Problem Set #4

Goal of Problem Set #4: This assignment is meant to help you understand:
  1. static and dynamic stability,
  2. the relationships between potential energy and acceleration,
  3. work and mechanical advantage,
  4. fluids, pressure, and buoyancy,
  5. the physical properties of gases.

You’re part of a team that’s building a giant helium-filled balloon for New York City’s Thanksgiving Day Parade. Like many of the parade balloons, your balloon is a huge version of a famous cartoon character. The character featured in your balloon is very simple: it consists only of a spherical head with a big hat. Your team must get this giant head floating overhead at the end of one or more ropes and the hat must be above the head!

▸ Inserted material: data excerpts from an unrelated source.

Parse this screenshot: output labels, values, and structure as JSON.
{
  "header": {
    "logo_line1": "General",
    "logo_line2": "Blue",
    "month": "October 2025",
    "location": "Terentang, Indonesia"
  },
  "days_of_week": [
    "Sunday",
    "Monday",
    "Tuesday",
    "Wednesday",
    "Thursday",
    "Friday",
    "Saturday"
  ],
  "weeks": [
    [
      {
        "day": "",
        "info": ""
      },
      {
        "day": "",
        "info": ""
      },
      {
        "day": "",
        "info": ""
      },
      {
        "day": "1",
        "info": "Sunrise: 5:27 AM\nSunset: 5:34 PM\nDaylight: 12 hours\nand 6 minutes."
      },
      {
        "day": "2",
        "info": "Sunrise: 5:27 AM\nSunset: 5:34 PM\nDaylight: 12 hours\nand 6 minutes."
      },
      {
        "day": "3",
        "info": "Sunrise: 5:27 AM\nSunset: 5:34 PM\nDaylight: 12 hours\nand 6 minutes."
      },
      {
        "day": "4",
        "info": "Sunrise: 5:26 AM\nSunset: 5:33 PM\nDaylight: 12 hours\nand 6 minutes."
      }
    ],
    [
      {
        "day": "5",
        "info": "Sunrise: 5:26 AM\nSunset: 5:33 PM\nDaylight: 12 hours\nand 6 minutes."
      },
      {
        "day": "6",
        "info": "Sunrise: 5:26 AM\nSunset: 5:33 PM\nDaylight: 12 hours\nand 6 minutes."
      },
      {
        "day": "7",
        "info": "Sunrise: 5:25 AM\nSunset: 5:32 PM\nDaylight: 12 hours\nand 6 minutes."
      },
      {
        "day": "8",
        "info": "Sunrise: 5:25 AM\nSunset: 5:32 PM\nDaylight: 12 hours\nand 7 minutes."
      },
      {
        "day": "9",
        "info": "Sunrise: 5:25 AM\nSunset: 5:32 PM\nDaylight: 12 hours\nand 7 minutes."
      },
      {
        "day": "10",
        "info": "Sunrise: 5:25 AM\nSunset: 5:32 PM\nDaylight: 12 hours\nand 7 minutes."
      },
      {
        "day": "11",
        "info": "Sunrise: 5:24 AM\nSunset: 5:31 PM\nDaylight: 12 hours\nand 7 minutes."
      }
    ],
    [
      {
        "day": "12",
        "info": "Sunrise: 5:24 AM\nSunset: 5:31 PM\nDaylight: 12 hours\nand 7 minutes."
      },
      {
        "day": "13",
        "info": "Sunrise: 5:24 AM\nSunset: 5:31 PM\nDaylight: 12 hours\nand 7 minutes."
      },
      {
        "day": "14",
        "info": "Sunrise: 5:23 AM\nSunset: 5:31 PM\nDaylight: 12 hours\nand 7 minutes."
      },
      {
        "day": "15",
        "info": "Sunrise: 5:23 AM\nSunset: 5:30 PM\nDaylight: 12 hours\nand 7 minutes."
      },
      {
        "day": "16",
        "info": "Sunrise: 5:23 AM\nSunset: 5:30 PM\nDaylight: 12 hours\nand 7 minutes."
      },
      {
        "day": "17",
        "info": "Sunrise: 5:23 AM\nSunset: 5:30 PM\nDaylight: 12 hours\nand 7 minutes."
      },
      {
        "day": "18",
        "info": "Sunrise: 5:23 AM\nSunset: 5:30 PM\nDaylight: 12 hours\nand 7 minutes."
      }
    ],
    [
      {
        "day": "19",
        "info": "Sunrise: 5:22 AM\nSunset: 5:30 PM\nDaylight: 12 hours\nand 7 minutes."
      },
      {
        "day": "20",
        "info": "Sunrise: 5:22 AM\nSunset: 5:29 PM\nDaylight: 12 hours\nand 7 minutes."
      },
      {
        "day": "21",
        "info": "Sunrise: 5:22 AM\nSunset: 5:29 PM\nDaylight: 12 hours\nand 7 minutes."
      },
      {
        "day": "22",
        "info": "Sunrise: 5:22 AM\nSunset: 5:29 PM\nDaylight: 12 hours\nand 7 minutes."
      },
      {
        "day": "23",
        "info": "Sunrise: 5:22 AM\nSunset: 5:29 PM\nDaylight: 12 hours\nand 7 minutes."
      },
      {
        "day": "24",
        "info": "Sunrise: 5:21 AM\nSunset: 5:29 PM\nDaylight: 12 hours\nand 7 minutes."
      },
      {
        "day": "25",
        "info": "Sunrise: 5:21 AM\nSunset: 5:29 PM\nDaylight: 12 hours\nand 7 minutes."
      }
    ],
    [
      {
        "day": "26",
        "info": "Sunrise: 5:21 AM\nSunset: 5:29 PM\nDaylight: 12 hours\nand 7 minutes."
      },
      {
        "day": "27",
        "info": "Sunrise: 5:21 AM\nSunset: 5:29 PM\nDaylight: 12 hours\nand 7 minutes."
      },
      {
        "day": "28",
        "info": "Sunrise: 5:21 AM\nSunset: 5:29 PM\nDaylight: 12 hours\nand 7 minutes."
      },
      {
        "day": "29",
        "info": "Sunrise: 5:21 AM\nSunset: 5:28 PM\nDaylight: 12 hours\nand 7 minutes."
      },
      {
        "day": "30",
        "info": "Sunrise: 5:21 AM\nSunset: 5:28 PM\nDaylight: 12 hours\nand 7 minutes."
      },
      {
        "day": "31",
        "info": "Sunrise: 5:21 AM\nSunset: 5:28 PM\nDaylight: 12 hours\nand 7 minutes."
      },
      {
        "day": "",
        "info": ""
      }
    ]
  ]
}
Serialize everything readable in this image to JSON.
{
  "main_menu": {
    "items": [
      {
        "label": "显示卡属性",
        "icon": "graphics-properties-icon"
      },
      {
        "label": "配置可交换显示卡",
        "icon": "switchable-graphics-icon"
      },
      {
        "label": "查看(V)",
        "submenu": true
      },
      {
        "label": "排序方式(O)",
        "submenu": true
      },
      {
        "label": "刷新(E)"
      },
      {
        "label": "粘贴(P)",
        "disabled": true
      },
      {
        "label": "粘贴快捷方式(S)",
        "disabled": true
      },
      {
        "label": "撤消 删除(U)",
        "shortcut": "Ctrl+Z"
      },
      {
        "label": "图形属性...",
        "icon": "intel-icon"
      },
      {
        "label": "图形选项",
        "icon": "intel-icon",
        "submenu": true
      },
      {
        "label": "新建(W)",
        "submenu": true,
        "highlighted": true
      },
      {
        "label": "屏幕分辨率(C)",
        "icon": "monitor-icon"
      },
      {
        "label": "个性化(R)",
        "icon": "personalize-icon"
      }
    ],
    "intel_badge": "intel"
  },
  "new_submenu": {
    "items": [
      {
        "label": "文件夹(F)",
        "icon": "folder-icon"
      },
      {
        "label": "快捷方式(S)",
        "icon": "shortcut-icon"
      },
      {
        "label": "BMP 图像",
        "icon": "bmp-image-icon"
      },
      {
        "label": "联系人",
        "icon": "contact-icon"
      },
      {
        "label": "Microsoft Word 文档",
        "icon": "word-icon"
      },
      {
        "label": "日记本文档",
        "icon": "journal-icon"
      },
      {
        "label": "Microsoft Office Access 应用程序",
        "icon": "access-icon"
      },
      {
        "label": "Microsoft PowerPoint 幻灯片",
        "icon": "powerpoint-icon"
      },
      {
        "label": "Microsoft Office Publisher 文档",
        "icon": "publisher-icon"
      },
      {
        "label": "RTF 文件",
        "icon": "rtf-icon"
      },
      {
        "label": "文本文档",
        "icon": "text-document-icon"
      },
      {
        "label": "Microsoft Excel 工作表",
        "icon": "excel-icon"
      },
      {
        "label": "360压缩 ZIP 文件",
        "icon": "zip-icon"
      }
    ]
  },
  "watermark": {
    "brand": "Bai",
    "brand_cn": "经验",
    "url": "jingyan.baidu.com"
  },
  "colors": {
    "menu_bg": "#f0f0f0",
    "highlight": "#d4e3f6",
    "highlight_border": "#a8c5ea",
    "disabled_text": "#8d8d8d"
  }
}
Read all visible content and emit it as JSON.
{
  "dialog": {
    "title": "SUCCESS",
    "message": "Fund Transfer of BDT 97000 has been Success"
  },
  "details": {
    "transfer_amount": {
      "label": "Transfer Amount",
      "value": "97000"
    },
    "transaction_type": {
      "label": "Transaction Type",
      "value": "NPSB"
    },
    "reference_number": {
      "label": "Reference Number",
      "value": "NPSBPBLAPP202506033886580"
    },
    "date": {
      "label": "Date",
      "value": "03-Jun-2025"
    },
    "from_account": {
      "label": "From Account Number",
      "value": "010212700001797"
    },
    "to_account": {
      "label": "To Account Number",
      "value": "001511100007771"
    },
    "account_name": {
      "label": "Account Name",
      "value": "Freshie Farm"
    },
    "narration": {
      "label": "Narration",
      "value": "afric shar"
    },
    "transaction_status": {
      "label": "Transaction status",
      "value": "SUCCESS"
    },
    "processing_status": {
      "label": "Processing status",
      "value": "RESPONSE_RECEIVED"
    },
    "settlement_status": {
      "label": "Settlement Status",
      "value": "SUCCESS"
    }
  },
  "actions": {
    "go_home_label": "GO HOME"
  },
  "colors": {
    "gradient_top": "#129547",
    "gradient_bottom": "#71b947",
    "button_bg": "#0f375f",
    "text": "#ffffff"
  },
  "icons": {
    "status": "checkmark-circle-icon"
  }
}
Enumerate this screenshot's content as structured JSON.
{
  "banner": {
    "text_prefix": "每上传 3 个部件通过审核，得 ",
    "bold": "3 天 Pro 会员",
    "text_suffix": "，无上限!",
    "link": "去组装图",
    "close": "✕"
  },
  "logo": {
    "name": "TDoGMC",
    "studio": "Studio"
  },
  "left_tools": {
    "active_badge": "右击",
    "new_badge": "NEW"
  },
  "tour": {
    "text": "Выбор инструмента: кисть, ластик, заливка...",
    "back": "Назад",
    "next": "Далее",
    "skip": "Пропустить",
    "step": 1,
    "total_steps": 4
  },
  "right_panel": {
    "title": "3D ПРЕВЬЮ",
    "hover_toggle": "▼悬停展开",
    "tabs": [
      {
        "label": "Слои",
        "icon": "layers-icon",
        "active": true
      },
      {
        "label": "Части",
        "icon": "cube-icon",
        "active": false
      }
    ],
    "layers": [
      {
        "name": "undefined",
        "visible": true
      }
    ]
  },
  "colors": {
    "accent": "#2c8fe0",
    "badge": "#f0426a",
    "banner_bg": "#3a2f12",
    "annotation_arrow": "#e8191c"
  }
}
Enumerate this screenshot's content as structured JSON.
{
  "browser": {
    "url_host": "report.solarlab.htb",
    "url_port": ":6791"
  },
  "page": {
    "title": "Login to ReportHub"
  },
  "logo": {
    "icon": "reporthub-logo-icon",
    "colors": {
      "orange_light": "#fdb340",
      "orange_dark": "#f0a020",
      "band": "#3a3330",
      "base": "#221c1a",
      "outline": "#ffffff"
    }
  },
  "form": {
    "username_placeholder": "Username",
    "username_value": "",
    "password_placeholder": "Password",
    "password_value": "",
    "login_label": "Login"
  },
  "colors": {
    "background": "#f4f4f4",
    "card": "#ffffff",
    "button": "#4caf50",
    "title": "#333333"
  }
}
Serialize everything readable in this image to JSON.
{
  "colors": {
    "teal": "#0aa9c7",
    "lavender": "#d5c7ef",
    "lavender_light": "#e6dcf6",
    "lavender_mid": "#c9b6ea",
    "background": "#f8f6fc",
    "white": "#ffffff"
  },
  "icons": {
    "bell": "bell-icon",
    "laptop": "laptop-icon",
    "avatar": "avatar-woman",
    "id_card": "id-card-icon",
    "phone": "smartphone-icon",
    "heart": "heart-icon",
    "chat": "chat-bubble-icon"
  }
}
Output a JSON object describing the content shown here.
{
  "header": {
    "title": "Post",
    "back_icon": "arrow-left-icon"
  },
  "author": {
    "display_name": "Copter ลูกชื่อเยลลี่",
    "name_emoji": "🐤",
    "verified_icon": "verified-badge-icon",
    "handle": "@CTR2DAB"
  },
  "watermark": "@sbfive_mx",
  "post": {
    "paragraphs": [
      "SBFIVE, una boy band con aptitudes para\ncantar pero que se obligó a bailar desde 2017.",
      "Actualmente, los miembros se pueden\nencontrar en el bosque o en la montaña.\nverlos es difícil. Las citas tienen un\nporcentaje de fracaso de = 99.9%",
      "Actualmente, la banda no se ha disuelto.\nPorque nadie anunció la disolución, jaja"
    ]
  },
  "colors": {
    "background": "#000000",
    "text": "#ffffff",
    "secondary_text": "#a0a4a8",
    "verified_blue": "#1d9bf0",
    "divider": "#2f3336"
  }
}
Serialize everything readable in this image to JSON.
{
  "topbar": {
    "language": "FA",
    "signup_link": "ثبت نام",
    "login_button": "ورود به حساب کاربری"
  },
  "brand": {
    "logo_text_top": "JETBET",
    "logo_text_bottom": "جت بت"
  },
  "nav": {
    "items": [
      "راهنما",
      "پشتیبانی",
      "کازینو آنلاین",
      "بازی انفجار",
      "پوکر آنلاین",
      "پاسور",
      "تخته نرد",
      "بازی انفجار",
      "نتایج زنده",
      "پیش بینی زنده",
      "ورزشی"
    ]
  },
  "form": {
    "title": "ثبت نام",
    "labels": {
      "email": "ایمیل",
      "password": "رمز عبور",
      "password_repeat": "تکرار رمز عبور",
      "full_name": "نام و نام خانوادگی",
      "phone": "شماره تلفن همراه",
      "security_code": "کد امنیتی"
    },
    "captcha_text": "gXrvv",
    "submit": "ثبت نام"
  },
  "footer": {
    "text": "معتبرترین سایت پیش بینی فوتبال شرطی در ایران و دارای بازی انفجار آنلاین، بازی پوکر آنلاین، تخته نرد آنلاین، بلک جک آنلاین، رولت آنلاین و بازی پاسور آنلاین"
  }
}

1. The first version of the balloon floats at the end of two ropes, which are attached near the head’s ears. With that placement of the ropes, the head pivots easily and keeps tipping over. The hat makes the head top-heavy. Your teammates keep trying to put the hat above the head, but it only stays there for a few seconds before the head tips over again. Your whole team is quite demoralized. (A) Use concepts relating to equilibrium to explain briefly why the hat stays on top for a few seconds and then the head flips upside-down. (B) Use concepts relating to acceleration and potential energy to explain briefly why the balloon tends to flip upside-down.
2. To solve the flipping problem, your team initially adds a heavy weight to the bottom of the balloon. They hope to counterbalance the hat. Unfortunately, the weighted balloon doesn’t float at all. You propose an alternative solution: attach another rope to the bottom of the head. You’ll be able to use this extra rope to actively stabilize the head’s hat-on-top equilibrium. Your scheme works! Each time the head starts to turn over, a good downward pull on the new rope returns the hat to the top. Why does this technique work?
3. To test the canvas balloon for leaks, you fill it with ordinary air. Fortunately, it proves to be airtight. You then replace the air with helium at the same pressure and temperature. Compare the number of individual air particles the balloon contains when it is full of air to the number of individual helium atoms the balloon contains when it is full of helium.
4. The properly inflated helium balloon floats nicely in air. You realize as you watch it float that there are a number of different densities present in the situation: the density of the air, the density of the helium, the density of the canvas, and the average density of the entire balloon (both canvas and helium). Put those four densities in order, from lowest density to highest density.
5. The cartoon character’s trademark activity is squirting water out between its teeth. Your team decides to reproduce this effect by sending water up to the balloon through a clear tube and letting that water pour out of the balloon’s mouth. After a little construction, you are able to get a steady flow of water pouring down from the balloon—steady-state flow. You note that in this situation, the water’s total energy-per-liter doesn’t change as it travels up through the pipe, out through the mouth, and back down toward the ground. Identify the changes in form that the energy undergoes as it rises and falls in this situation, ignoring air resistance and frictional effects in the tube. Also, don't worry about what happens when the water finally hits the ground.
6. With the tube full of water, the balloon is having some trouble floating. Someone suggests doubling the amount of helium gas in the balloon--pumping in twice as many helium atoms while leaving the balloon's volume unchanged. Unfortunately, this scheme won’t make the balloon float better. (A) Why won't it help the balloon float? (B) Why might it cause the balloon to pop?
7. Another person suggests replacing all the helium gas in the balloon with hydrogen gas. An individual hydrogen molecule weighs approximately half as much as an individual helium atom. This person claims incorrectly that hydrogen gas can lift twice as much weight as helium gas. Explain briefly why a certain volume of hydrogen gas does not have twice the lifting capacity of an equal volume of helium gas.
8. You solve the floating problem by using a narrower tube for the water, so that it doesn’t weigh as much. However, this narrower tube doesn’t carry as much water per second as the wider tube did. To compensate, you raise the total energy of the water in the tube. That scheme works and your float is a great success. Give a simple explanation for why this rise in total energy per liter makes more water flow through the narrow tube.